第2次大戦の時代をめぐる、3部作のうちの、第1作目だそうです。 すでに、3部作のうち、先に2作目にあたる『エトロフ発緊急伝』、3作目にあたる『ストックホルムの密使』、を読んでいたので、順番は逆になります。先に読んだ物語に含まれていたエピソードなどが、この『ベルリン飛行指令』を読むと、ああそうか、これだったのか、と分かりました。絡められていたさまざまな人間模様も、遊び心?もツボで、読めば読むほど、あちこちに発見があり楽しめました。
主人公、安藤啓一、『エトロフ発緊急電』、『ストックホルムの密使』にも一部に登場しています。この『ベルリン飛行指令』での人柄、行動、過去、そしてそのほかの描写からふりかえりたくなり、2作ともまた読み返してみました。孤独な影を持つ天才的な飛行士で、人付き合いの下手な安藤、しかも信頼できる数少ない友人たちを時代の中で失っていった彼も、きっと、『ストックホルムの密使』の主人公、森となら、いい友人になれるのでは・・・、と思います。もしそうなっていてくれたら。
過去形、仮定法での表現が妥当であろうとするなら、とても残念、・・。
それでも、彼らがその後の時代に交流があったことを望んでしまいたくなる、魅力ある人物たちです。
物語は、1940年、三国同盟が結ばれた頃が舞台です。冒頭は作者の短い前書き、さらに戦後の1964年のF1レースにわく欧州からスタートするのですが、どう展開していくのかと思ううちに、惹きこまれていきます。 さまざまな人たちの過去に関する小さな記憶が、やがて結びついて、当時の、とある計画をめぐる、人間模様があきらかになっていきます。
登場人物のうち、幾人かは、主人公同様、2作目、3作目にもつながって、活躍あるいは回想で登場しています。
それにしても、山脇順三さん、こんな遊び人だったんですか?
先に、『ストックホルムの~』などを読んでいたので、奥様ベタボレの印象が強くて、そんな「経歴」があったなんて。
個人的にしょっぱなの驚きは、それでした。
安藤から、鉄拳食らわなくて、ほんとによかったですね。
空の彼方まで、すっ飛ばされてしまいそうです。
海軍で厄介者扱いされた飛行士、安藤と、部下であり友人ともいえる乾恭平、腕は超一流でありながら、飛行機に乗る機会を奪われていたこの二人に、とある極秘任務の話が舞い込みます。

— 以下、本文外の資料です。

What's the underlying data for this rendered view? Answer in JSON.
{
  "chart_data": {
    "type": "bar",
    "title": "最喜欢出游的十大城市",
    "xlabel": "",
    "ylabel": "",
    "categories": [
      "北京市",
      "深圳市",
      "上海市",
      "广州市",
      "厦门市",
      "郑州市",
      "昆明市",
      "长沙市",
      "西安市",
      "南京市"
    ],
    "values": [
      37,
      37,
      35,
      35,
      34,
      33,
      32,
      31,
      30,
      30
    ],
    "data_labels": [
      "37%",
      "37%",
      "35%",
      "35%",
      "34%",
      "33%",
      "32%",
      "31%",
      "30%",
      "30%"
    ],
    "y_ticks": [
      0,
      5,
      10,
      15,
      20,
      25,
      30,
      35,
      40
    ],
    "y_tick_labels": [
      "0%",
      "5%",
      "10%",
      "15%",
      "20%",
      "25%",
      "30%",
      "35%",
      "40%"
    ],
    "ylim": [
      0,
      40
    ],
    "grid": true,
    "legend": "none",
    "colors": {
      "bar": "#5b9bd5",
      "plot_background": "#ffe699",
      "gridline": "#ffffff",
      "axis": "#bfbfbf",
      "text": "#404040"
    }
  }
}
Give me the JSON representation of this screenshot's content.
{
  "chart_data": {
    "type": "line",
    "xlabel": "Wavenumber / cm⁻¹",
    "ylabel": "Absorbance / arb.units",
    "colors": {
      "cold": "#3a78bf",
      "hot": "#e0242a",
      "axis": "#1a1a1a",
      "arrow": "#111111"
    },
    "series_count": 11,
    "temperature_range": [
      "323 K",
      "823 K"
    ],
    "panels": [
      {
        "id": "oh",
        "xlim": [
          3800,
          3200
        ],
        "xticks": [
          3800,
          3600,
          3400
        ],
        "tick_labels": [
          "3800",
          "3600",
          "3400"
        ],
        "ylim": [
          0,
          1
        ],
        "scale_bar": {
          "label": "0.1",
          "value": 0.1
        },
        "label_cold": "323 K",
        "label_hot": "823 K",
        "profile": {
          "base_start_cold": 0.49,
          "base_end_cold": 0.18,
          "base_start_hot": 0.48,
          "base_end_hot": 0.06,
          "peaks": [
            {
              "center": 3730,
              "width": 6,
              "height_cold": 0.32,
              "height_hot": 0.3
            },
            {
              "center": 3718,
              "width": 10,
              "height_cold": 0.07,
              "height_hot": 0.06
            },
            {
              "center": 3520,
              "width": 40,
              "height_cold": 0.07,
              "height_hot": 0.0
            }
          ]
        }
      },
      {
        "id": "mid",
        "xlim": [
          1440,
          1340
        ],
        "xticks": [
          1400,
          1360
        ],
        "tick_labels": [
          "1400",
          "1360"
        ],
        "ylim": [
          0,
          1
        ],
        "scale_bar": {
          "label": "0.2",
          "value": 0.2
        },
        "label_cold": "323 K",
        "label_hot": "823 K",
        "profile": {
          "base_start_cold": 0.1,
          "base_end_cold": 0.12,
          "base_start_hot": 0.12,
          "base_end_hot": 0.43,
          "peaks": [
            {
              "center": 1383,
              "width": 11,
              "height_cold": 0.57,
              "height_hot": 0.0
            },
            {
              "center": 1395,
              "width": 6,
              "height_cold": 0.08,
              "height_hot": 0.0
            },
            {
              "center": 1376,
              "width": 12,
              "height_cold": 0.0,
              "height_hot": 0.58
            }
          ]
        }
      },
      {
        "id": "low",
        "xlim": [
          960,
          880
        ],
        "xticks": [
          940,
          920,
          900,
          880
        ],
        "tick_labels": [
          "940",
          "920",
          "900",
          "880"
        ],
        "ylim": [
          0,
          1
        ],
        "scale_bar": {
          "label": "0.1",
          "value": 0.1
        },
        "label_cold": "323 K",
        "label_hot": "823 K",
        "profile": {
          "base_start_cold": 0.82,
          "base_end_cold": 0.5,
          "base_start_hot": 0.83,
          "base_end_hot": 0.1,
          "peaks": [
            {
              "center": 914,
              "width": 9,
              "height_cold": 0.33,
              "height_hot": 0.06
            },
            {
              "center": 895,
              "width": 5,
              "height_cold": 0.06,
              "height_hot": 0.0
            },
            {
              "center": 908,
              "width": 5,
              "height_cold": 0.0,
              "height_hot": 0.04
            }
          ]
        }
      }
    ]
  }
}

そして、選ばれた2機の零戦が、ペアを組んで、大陸を横断していく、わずか数日、といえど、当時の世界の状況からいつなにがあってもおかしくない、緊迫の旅路。
途中、強く勧められても1機で飛ぶことを拒否して、あくまでも2人で飛んでいきます。 その理由は。
2機が「機体」のメンテナンスの面から、故障時に部品供給庫となってお互いを補完しうる存在になる可能性は、安藤や乾が口に出していたことですが、このほかに「操縦者」も、お互いを助けうるための存在、であったことが分かります。
つまり、いざというとき、緊急事態の場合、もし自分が単機になっても、相手が単機になっても、どちらも任務を遂行できるか。それだけの能力を持っているか。
安藤が乾を即時に推薦し、乾もまた安藤と組んで飛ぶ仕事、それだけで任務の詳細も聞かず即決したのは、電流のごときまさに以心伝心、自分が相手を、相手が自分を必要としていることが分かっていたのだ、ということが、後からじわり、と伝わってきて、じーんとくるものがあります。
そのことが最初からわかっていたからこその、空の上での互いの判断。
そしてそれほどに危険な任務と分かっていてでも、大好きな飛行機で空を飛べる、その機会を選んだ飛行機乗りたち。
当時の世界の、日本での情勢の中、つかの間の自由を味わえる、大空の上を望んだ彼ら。
2人がとったどちらの行動も、強い絆で結ばれた男たちの、心と卓越した能力ゆえのもの、つい目頭が・・。
世界地図を広げて、軌跡をたどりつつ、ぜひ読んでみたくなる1冊です。